Palo Alto Networks' customer transfer tool compromised by three critical vulnerabilities being exploited.
In a recent development, two vulnerabilities in Palo Alto Networks' Expedition tool, identified as CVE-2024-9463 and CVE-2024-9465, are being actively exploited. These vulnerabilities, which allow unauthenticated remote attacks, have been added to the Cybersecurity and Infrastructure Security Agency's (CISA) Known Exploited Vulnerabilities (KEV) catalog, indicating that exploitation is not only possible but observed in the wild.

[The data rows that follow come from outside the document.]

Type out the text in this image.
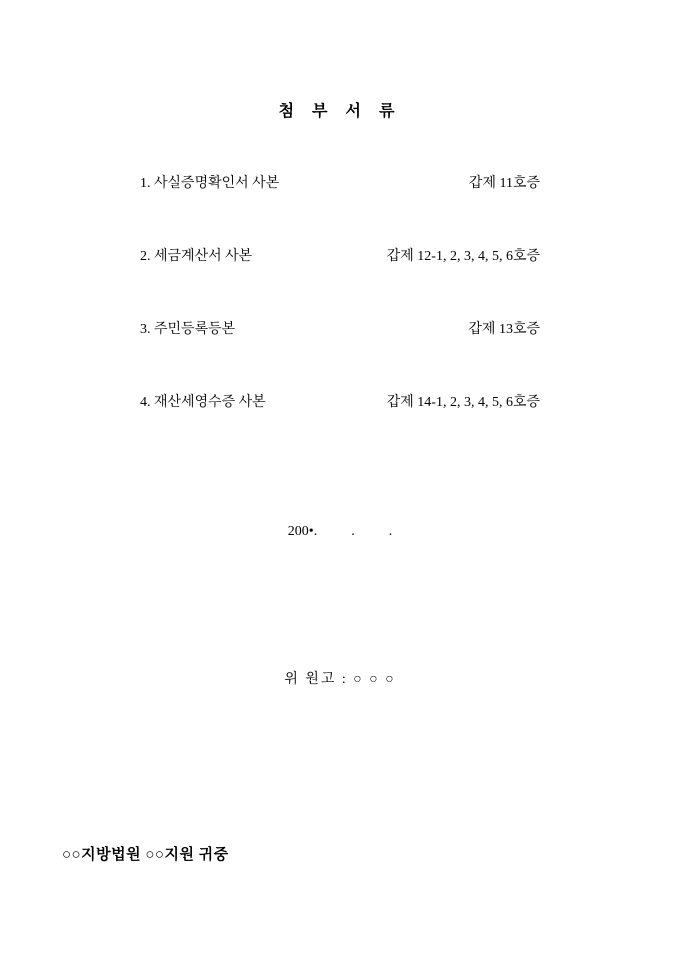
첨 부 서 류
1. 사실증명확인서 사본	갑제 11호증
2. 세금계산서 사본	갑제 12-1, 2, 3, 4, 5, 6호증
3. 주민등록등본	갑제 13호증
4. 재산세영수증 사본	갑제 14-1, 2, 3, 4, 5, 6호증
200•. . .
위 원고 : ○ ○ ○
○○지방법원 ○○지원 귀중
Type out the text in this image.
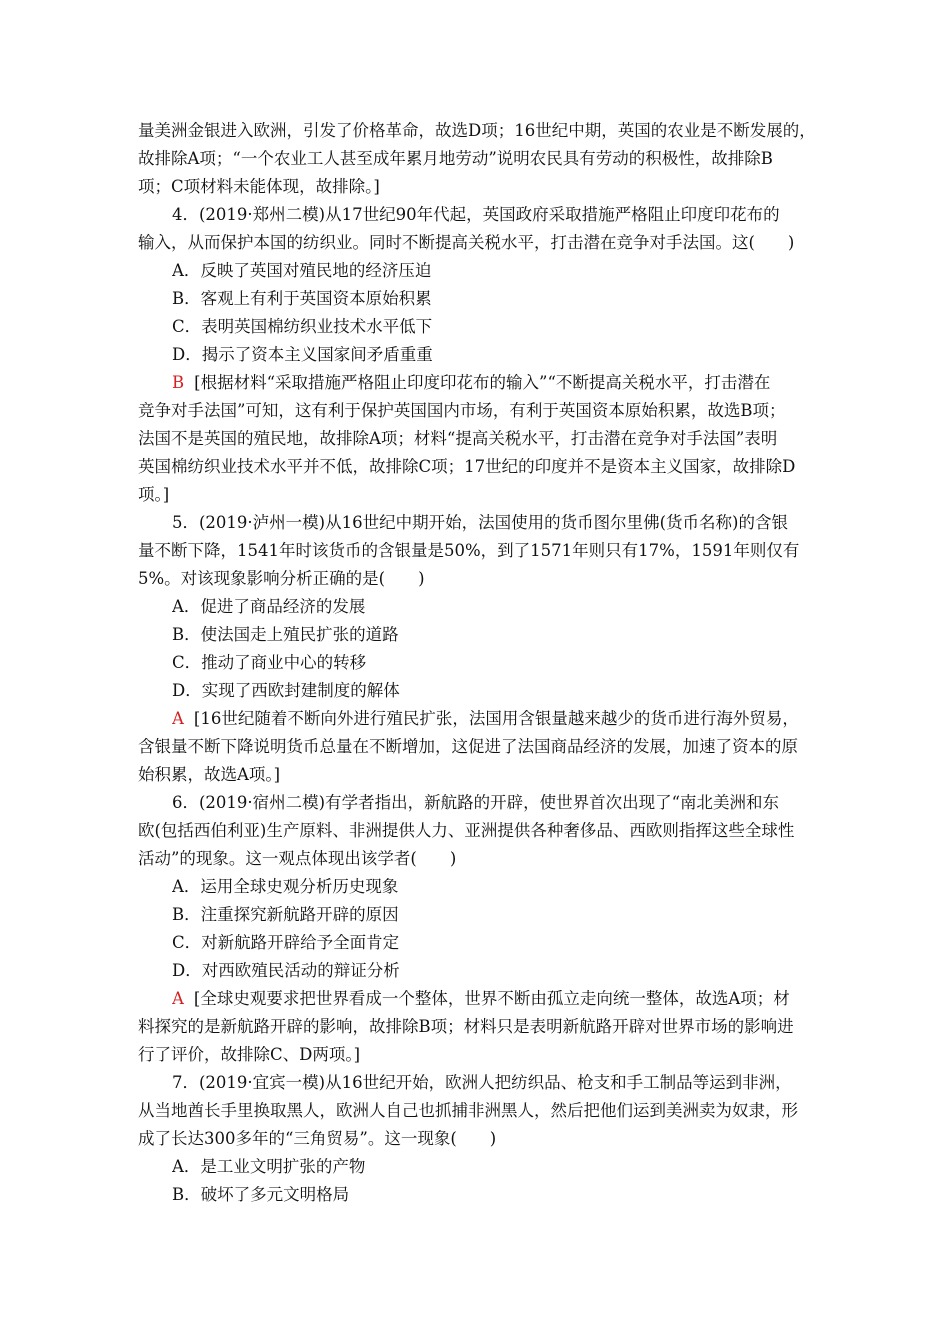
量美洲金银进入欧洲，引发了价格革命，故选D项；16世纪中期，英国的农业是不断发展的，
故排除A项；“一个农业工人甚至成年累月地劳动”说明农民具有劳动的积极性，故排除B
项；C项材料未能体现，故排除。]
4．(2019·郑州二模)从17世纪90年代起，英国政府采取措施严格阻止印度印花布的
输入，从而保护本国的纺织业。同时不断提高关税水平，打击潜在竞争对手法国。这(　　)
A．反映了英国对殖民地的经济压迫
B．客观上有利于英国资本原始积累
C．表明英国棉纺织业技术水平低下
D．揭示了资本主义国家间矛盾重重
B [根据材料“采取措施严格阻止印度印花布的输入”“不断提高关税水平，打击潜在
竞争对手法国”可知，这有利于保护英国国内市场，有利于英国资本原始积累，故选B项；
法国不是英国的殖民地，故排除A项；材料“提高关税水平，打击潜在竞争对手法国”表明
英国棉纺织业技术水平并不低，故排除C项；17世纪的印度并不是资本主义国家，故排除D
项。]
5．(2019·泸州一模)从16世纪中期开始，法国使用的货币图尔里佛(货币名称)的含银
量不断下降，1541年时该货币的含银量是50%，到了1571年则只有17%，1591年则仅有
5%。对该现象影响分析正确的是(　　)
A．促进了商品经济的发展
B．使法国走上殖民扩张的道路
C．推动了商业中心的转移
D．实现了西欧封建制度的解体
A [16世纪随着不断向外进行殖民扩张，法国用含银量越来越少的货币进行海外贸易，
含银量不断下降说明货币总量在不断增加，这促进了法国商品经济的发展，加速了资本的原
始积累，故选A项。]
6．(2019·宿州二模)有学者指出，新航路的开辟，使世界首次出现了“南北美洲和东
欧(包括西伯利亚)生产原料、非洲提供人力、亚洲提供各种奢侈品、西欧则指挥这些全球性
活动”的现象。这一观点体现出该学者(　　)
A．运用全球史观分析历史现象
B．注重探究新航路开辟的原因
C．对新航路开辟给予全面肯定
D．对西欧殖民活动的辩证分析
A [全球史观要求把世界看成一个整体，世界不断由孤立走向统一整体，故选A项；材
料探究的是新航路开辟的影响，故排除B项；材料只是表明新航路开辟对世界市场的影响进
行了评价，故排除C、D两项。]
7．(2019·宜宾一模)从16世纪开始，欧洲人把纺织品、枪支和手工制品等运到非洲，
从当地酋长手里换取黑人，欧洲人自己也抓捕非洲黑人，然后把他们运到美洲卖为奴隶，形
成了长达300多年的“三角贸易”。这一现象(　　)
A．是工业文明扩张的产物
B．破坏了多元文明格局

CVE-2024-9463, an OS command injection vulnerability, has a CVSS score of 9.9, while CVE-2024-9465, an SQL injection vulnerability, has a CVSS score of 9.2. These high scores reflect the severity of these vulnerabilities, making them a significant concern for cybersecurity professionals.
Palo Alto Networks has released patches and advisories addressing these vulnerabilities as part of their regular security updates. The company strongly urges customers to apply these patches to mitigate the risk of exploitation. The addition of these CVEs to the KEV catalog by CISA further underscores the urgency of patching, as it signals that government agencies are tracking active abuse of these flaws.
For customers who are unable to update the software immediately, Palo Alto Networks advises turning off the Expedition tool as a temporary measure. However, it is crucial to apply the patches as soon as possible to ensure full protection.
Palo Alto Networks has fixed the vulnerabilities in Expedition version 1.2.96 and all later versions. The company did not disclose when it became aware of the exploitation or how many customers are currently impacted.
In a statement, Steven Thai, senior manager of global crisis communications and reputation management at Palo Alto Networks, emphasised the company's commitment to the safety and security of its customers and partners. Thai also acknowledged the report published by CISA regarding the active exploitation of CVE-2024-9463 and CVE-2024-9465.
It is worth noting that these exploits are occurring during a period of heightened competition, with Palo Alto Networks attempting to attract customers away from competitors with an initiative that includes deferred billings and other incentives.
Palo Alto Networks plans to stop supporting Expedition in January and move the functionalities of the migration tool into new products. The company has updated its security advisory for these CVEs following CISA's alert about active exploitation.
In conclusion, the active exploitation of CVE-2024-9463 and CVE-2024-9465 poses a significant threat to the security of Palo Alto Networks' customers. It is crucial for affected organisations to apply the available patches or temporary measures to protect their systems. The urgency of this matter is underscored by the addition of these vulnerabilities to CISA's KEV catalog.
Firewall configurations should be updated to block traffic associated with CVE-2024-9463 and CVE-2024-9465 to enhance cybersecurity and prevent exploitation. The high CVSS scores of these vulnerabilities underscore the necessity for cybersecurity technology providers to swiftly address identified vulnerabilities and notify users of potential threats.